The main character is Kat Bishop. Her parents are criminals. Her uncle is a criminal. In fact, it would seem all of her close friends and family are thieves. Kat has tried to turn her back on this life, but through the machinations of a friend she is soon drawn back into the world of cons and high-class theft. Kat is a very strong character - if it wasn't for the fact that she is a thief then she would make a great role model for readers of the book, both male and female. She is an intelligent young lady who is fiercely loyal to her friends and family, determined to ensure their safety even if it puts her own life and freedom at risk. She is surrounded by strong character but always manages to hold her own, even when they all may disagree with her actions. Some of these character are a little cliched, but who cares when a story is this good?

The plotting in a story like this has to be very tight, and Ms Carter manages this with great skill. If you have ever seen the Ocean's films or Hustle then you will know that sometimes not all is clear, and you are always kept guessing as to how the 'job' will work out successfully. Both feed you tiny morsels of information along the way as little hints, often so subtly revealed that blink and you miss them. Ally Carter does exactly this with Heist Society - you really will struggle to guess what is going to happen next, but when the conclusion is reached you look back and kick yourself for not having spotted some of the clues.

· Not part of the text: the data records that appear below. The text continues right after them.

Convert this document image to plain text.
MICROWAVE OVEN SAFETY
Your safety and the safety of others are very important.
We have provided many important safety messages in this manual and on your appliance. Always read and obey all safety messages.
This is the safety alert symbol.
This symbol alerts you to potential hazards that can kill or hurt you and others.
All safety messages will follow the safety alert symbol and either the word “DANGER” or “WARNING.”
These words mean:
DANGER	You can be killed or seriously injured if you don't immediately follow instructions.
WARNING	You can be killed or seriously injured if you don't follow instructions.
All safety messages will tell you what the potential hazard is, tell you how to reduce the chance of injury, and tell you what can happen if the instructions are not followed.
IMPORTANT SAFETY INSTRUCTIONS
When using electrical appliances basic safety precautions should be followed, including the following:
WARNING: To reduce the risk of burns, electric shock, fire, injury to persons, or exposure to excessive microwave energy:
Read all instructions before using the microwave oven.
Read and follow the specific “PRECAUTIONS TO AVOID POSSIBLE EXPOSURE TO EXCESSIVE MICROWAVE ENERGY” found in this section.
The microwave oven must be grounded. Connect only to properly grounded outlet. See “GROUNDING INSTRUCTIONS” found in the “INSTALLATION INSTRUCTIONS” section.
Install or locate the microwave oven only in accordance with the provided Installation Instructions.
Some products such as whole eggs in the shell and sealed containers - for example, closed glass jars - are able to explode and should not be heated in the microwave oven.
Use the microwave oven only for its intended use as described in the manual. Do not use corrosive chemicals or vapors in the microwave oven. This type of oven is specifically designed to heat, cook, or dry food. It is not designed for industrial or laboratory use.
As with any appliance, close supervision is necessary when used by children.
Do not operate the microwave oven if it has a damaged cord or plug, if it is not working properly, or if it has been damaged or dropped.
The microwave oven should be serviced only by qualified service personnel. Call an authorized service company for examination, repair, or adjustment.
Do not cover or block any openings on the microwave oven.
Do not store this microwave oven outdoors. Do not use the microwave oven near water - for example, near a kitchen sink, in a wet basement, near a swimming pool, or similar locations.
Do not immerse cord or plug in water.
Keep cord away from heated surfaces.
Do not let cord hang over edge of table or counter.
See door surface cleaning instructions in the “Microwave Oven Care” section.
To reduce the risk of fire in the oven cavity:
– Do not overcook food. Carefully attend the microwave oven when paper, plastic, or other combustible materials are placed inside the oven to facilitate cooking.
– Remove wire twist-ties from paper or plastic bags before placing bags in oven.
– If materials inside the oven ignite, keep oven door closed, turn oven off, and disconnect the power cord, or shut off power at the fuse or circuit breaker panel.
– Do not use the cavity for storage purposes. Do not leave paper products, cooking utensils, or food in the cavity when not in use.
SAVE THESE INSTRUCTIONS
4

One of the things that turns boys away from books with female main characters is their concern that they may be filled with romance. Yes, there is some hint of romance in this story, but it definitely takes a backseat to the main heist plot. In fact, most of the really great boy-friendly books out there with male main characters have some form of romantic element (Steve Feasey's Changeling series and MG Harris' Joshua Files are two perfect examples), and Heist Society contains no more romance than these. Above everything else this is an intelligent action story and you would be a fool not to give it a chance just because there may be the odd romantic aspect to the story.


  1. I'm a boy and I don't get why boys don't like female main characters. Take skullduggrey pleasent for example. There is no boy in that story. Only a dead man and a girl. Millions of boys love the story though. However when it comes to covers I'm one of the millions of boys. If the cover is pink like the Modesty Blaze book I won't get it. Also I do not like that much romance. So even though I adore horrer I'm only contemplating reading Twilight. Even if a few boys like it. I'm not sure if it's so much if it's got a girl character that us boys don't like. It's more if it's classed as a girly book. Which can be for no more reason than it's wrote by a woman and has a girly main character.

  2. Thanks for a great comment Anonymous. I think your Skulduggery Pleasant comparison is perfect. Another book with a female main character that the boys at school love is The Hunger Games.

    It is unfortunate that the Modesty Blaise cover is pink - most of the books have been reissued in the last few years in their original sixties covers.